1. Problem Setup
House elevation under flood risk
After completing this tutorial series, you will be able to:
- Build a time-stepped simulation model for a decision problem under deep uncertainty
- Use exploratory modeling to understand how a policy performs across many plausible futures
- Use multi-objective optimization to find Pareto-optimal trade-offs
- Interpret scenario maps and Pareto fronts to support real-world decision-making
Why This Tutorial?
Many real-world decisions—infrastructure investments, climate adaptation strategies, resource management policies—must be made before key uncertainties are resolved. Standard cost-benefit analysis assumes we know (or can estimate) the probability distribution of future outcomes. But for many problems in climate risk, water management, and infrastructure planning, we face deep uncertainty: we cannot confidently assign probabilities to future states of the world.
Decision Making under Deep Uncertainty (DMDU) is a family of approaches that takes this challenge seriously. Rather than optimizing for a single “expected” future, DMDU methods stress-test candidate decisions across a wide range of plausible futures to identify strategies that perform well across many of them.
This tutorial teaches SimOptDecisions.jl through a realistic DMDU workflow, using the example of deciding how high to elevate a house in a flood-prone area (inspired by Zarekarizi, Srikrishnan, and Keller 2020; see also Doss-Gollin and Keller 2023).
The Decision Problem
You own a house in a flood-prone coastal area. Each year, storm surges threaten your property. You must decide: how high should you elevate your house?
Elevating higher costs more upfront, but reduces future flood damages. The challenge is that you face deep uncertainty about:
- Future storm surge intensity — The frequency and severity of future floods depends on climate variability and change, which we cannot precisely predict
- The depth-damage relationship — How much damage a given flood depth causes depends on building characteristics and contents, which are uncertain
- Future economic conditions — The discount rate used to compare present costs against future damages reflects contested value judgments
These aren’t just “noise” around a known distribution.

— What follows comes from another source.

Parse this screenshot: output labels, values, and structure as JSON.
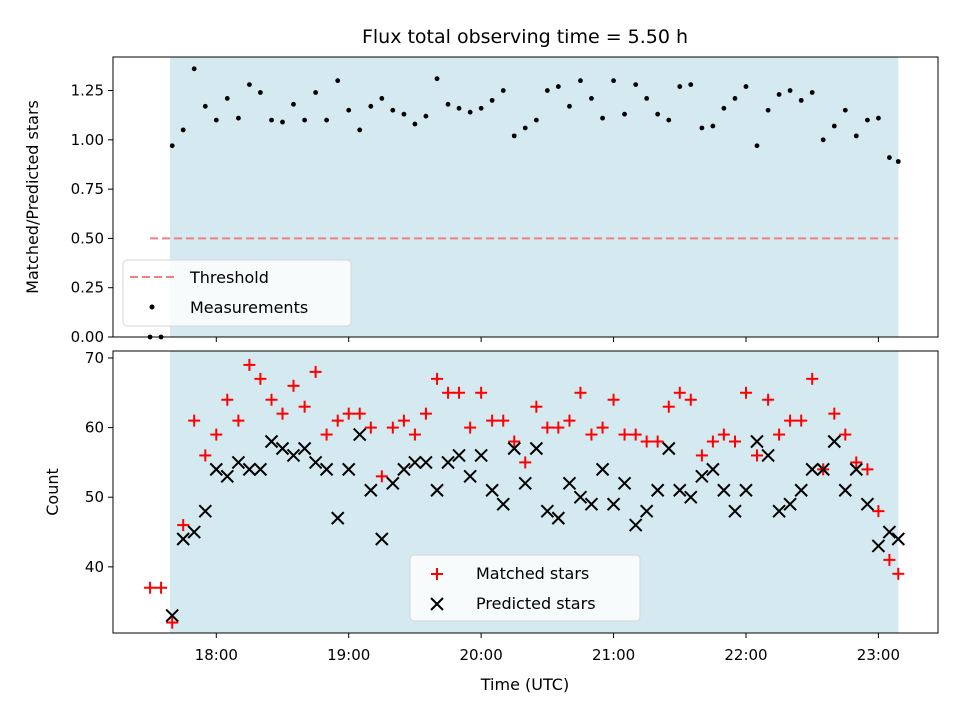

Reasonable experts disagree about the form of the distribution, not just its parameters. This is what makes the problem one of deep uncertainty rather than well-characterized risk.
The Trade-off
- Low elevation: Cheap upfront, but expensive flood damages over time
- High elevation: Expensive construction, but minimal future damages
- “Optimal” elevation: Depends on your assumptions about the uncertain future
Different assumptions about storm intensity, damage functions, and discount rates lead to different “optimal” recommendations. There is no single right answer—only trade-offs to understand.
The DMDU Workflow
This tutorial walks through a complete DMDU analysis:
| Step | Tutorial Section | What You’ll Do |
|---|---|---|
| Build the model | 2. Running a Time Step | Define the physics: depth-damage, construction costs |
| Add time | 3. Types and simulate() | Structure the model with types and run multi-year simulations |
| Aggregate results | 4. Outcomes and Metrics | Summarize outcomes across scenarios; choose metrics |
| Explore | 5. Exploratory Modeling | Map out where policies succeed and fail across the scenario space |
| Optimize | 6. Policy Search | Find Pareto-optimal trade-offs with multi-objective optimization |
Each section builds on the previous, using the same house elevation context throughout.
Next Steps
In the next section, we’ll start building the model from the inside: what happens in a single year when a storm hits?